Bill Koch is an avid yachtsman, and he set out to win the 1992 America's Cup. It would take four boats, more than 260 team members and single-minded determination.
David Rosow was the team's business manager and is a longtime friend of Koch's.
Shortly before the final series of races, the team captain announced that he would delay the next day's 6 a.m. workout. Team members expected to be out late at the black-tie America's Cup Ball.
"Bill looked up," recalls Rosow, "and said: 'Here's the situation. We're here to win the America's Cup, not to dance at the ball. I will take you all — I'll take the entire team anywhere in the world you want to go, when we win. But anybody who goes to the ball tonight is off the team.' "
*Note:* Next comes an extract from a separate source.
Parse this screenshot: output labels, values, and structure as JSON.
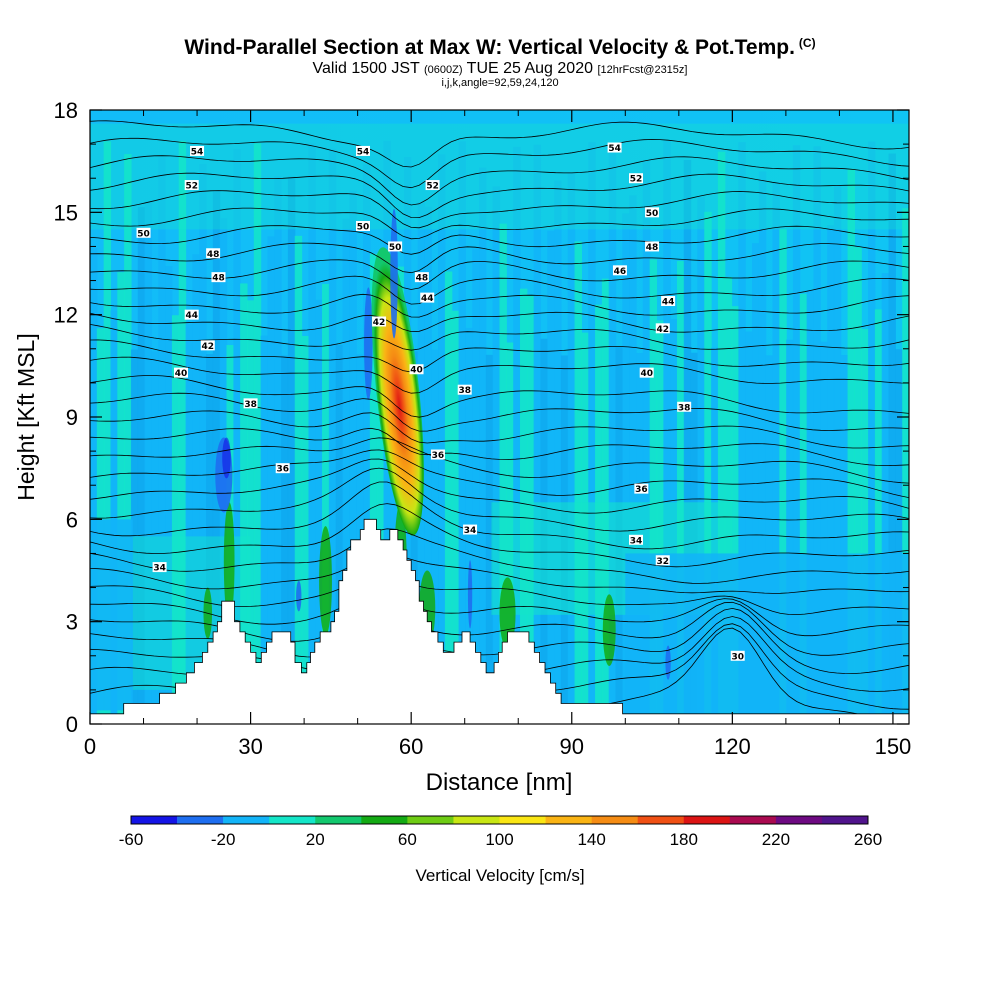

And after they did win, says Rosow, "he took all 260-plus people, plus their families, to Hawaii for three days. Everything was free, and everybody just could not believe the experience they just had."
In a documentary for ESPN, Koch later said the America's Cup victory cost him $68 million.
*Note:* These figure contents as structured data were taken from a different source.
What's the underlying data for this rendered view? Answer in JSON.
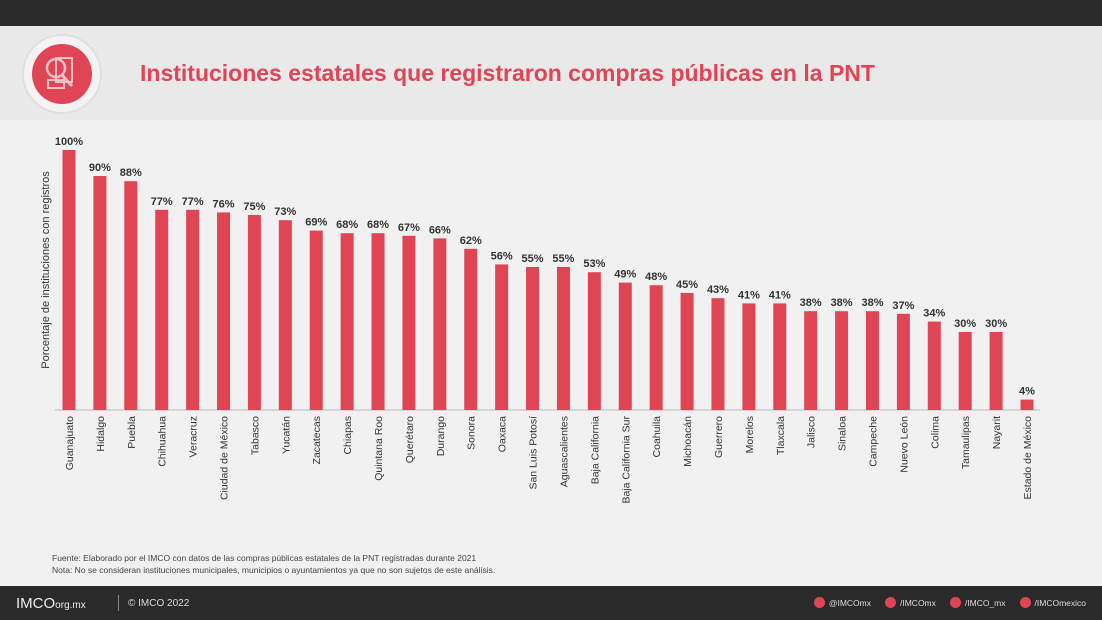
{
  "title": "Instituciones estatales que registraron compras públicas en la PNT",
  "notes": {
    "source": "Fuente: Elaborado por el IMCO con datos de las compras públicas estatales de la PNT registradas durante 2021",
    "note": "Nota: No se consideran instituciones municipales, municipios o ayuntamientos ya que no son sujetos de este análisis."
  },
  "footer": {
    "brand": "IMCO",
    "domain": "org.mx",
    "copyright": "© IMCO 2022",
    "socials": [
      {
        "icon": "twitter-icon",
        "handle": "@IMCOmx"
      },
      {
        "icon": "facebook-icon",
        "handle": "/IMCOmx"
      },
      {
        "icon": "instagram-icon",
        "handle": "/IMCO_mx"
      },
      {
        "icon": "youtube-icon",
        "handle": "/IMCOmexico"
      }
    ]
  },
  "colors": {
    "accent": "#e04556",
    "background": "#f1f1f1",
    "bars": "#e04556"
  },
  "chart_data": {
    "type": "bar",
    "title": "Instituciones estatales que registraron compras públicas en la PNT",
    "ylabel": "Porcentaje de instituciones con registros",
    "xlabel": "",
    "ylim": [
      0,
      100
    ],
    "grid": false,
    "categories": [
      "Guanajuato",
      "Hidalgo",
      "Puebla",
      "Chihuahua",
      "Veracruz",
      "Ciudad de México",
      "Tabasco",
      "Yucatán",
      "Zacatecas",
      "Chiapas",
      "Quintana Roo",
      "Querétaro",
      "Durango",
      "Sonora",
      "Oaxaca",
      "San Luis Potosí",
      "Aguascalientes",
      "Baja California",
      "Baja California Sur",
      "Coahuila",
      "Michoacán",
      "Guerrero",
      "Morelos",
      "Tlaxcala",
      "Jalisco",
      "Sinaloa",
      "Campeche",
      "Nuevo León",
      "Colima",
      "Tamaulipas",
      "Nayarit",
      "Estado de México"
    ],
    "values": [
      100,
      90,
      88,
      77,
      77,
      76,
      75,
      73,
      69,
      68,
      68,
      67,
      66,
      62,
      56,
      55,
      55,
      53,
      49,
      48,
      45,
      43,
      41,
      41,
      38,
      38,
      38,
      37,
      34,
      30,
      30,
      4
    ],
    "value_suffix": "%"
  }
}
"Financially, I would say win or lose, it's not worth it," he said. "If you asked me ... if I knew what I know now, would I do it, the answer to that would be no."
Bill Koch's fortune is $4 billion according to Forbes magazine. His twin brother, David, and older brother Charles have about $25 billion each.
It all started in Koch Industries, the energy conglomerate founded by their father. But in the 1980s, David and Charles bought out Bill and a fourth brother, Frederick. Bill sued, igniting a bitter feud that ran nearly two decades.
On the night the suit was settled, Rosow says, Bill Koch told him to come over for dinner. The toll of the fight became evident.
"Bill was ebullient," says Rosow. "He cried. And he passed out from exhaustion."
Away from the family business, Bill Koch built his own company, Oxbow Carbon. Its main product is calcined petroleum coke, an essential ingredient in producing aluminum.
He later had Oxbow lobby against Cape Wind, a wind farm proposed for Nantucket Sound off Cape Cod, where he has a home.
Brad Goldstein, a spokesman for Koch, says it's not just that the offshore wind turbines would be ugly.
"We did the economics on Cape Wind, and we felt that it was economically unfeasible. We still believe that today," Goldstein says.
Mark Rodgers is a spokesman for the Cape Wind project.
"He certainly has placed himself, I think, in a higher visibility role in opposing the project than maybe some other big donors, who preferred to remain more secret," Rodgers says.
But it's Bill Koch's collecting that keeps him in the news. He has a huge art collection and 40,000 bottles of wine.
A few years ago, he sued a dealer who sold him some wine that supposedly had belonged to Thomas Jefferson.
Benjamin Wallace wrote a book about the ongoing dispute, called The Billionaire's Vinegar.
"There are very few very wealthy wine collectors who are willing to ever stand up and admit that they were duped, and then spend millions of dollars of their own money to try to hold people accountable," Wallace says.
But one thing Koch hasn't thrown himself into is politics. He's given small amounts to many politicians, and $300,000 to the Democratic National Committee a dozen or so years ago. In 2008, Republican nominee John McCain's campaign listed Koch as one of its big fundraisers.
Goldstein says Koch's involvement now is with Mitt Romney, not with the Republican Party.
"He has a personal relationship with Mitt, that goes back to when Bill Koch was in Massachusetts, and that was back in the '80s," Goldstein says.
Goldstein says that Koch likes Romney's policies on free trade.
"And he believes that Mitt supports individual liberties, and he feels that the current administration is encroaching on individual liberties by instituting too many regulations," Goldstein says.
Koch is on the Romney campaign's Florida fundraising team, and he has given $2 million to the pro-Romney superPAC Restore our Future.
Only 10 Americans have contributed $2 million or more to superPACs in this election cycle. But that amount of money can look different in Koch's world.
A year ago, Koch was at an auction of Old West artifacts, something else he collects with a passion; he was there to bring home the only known photograph of Billy the Kid.
For $2 million, Koch got his Billy the Kid. The auction took all of 2 1/2 minutes.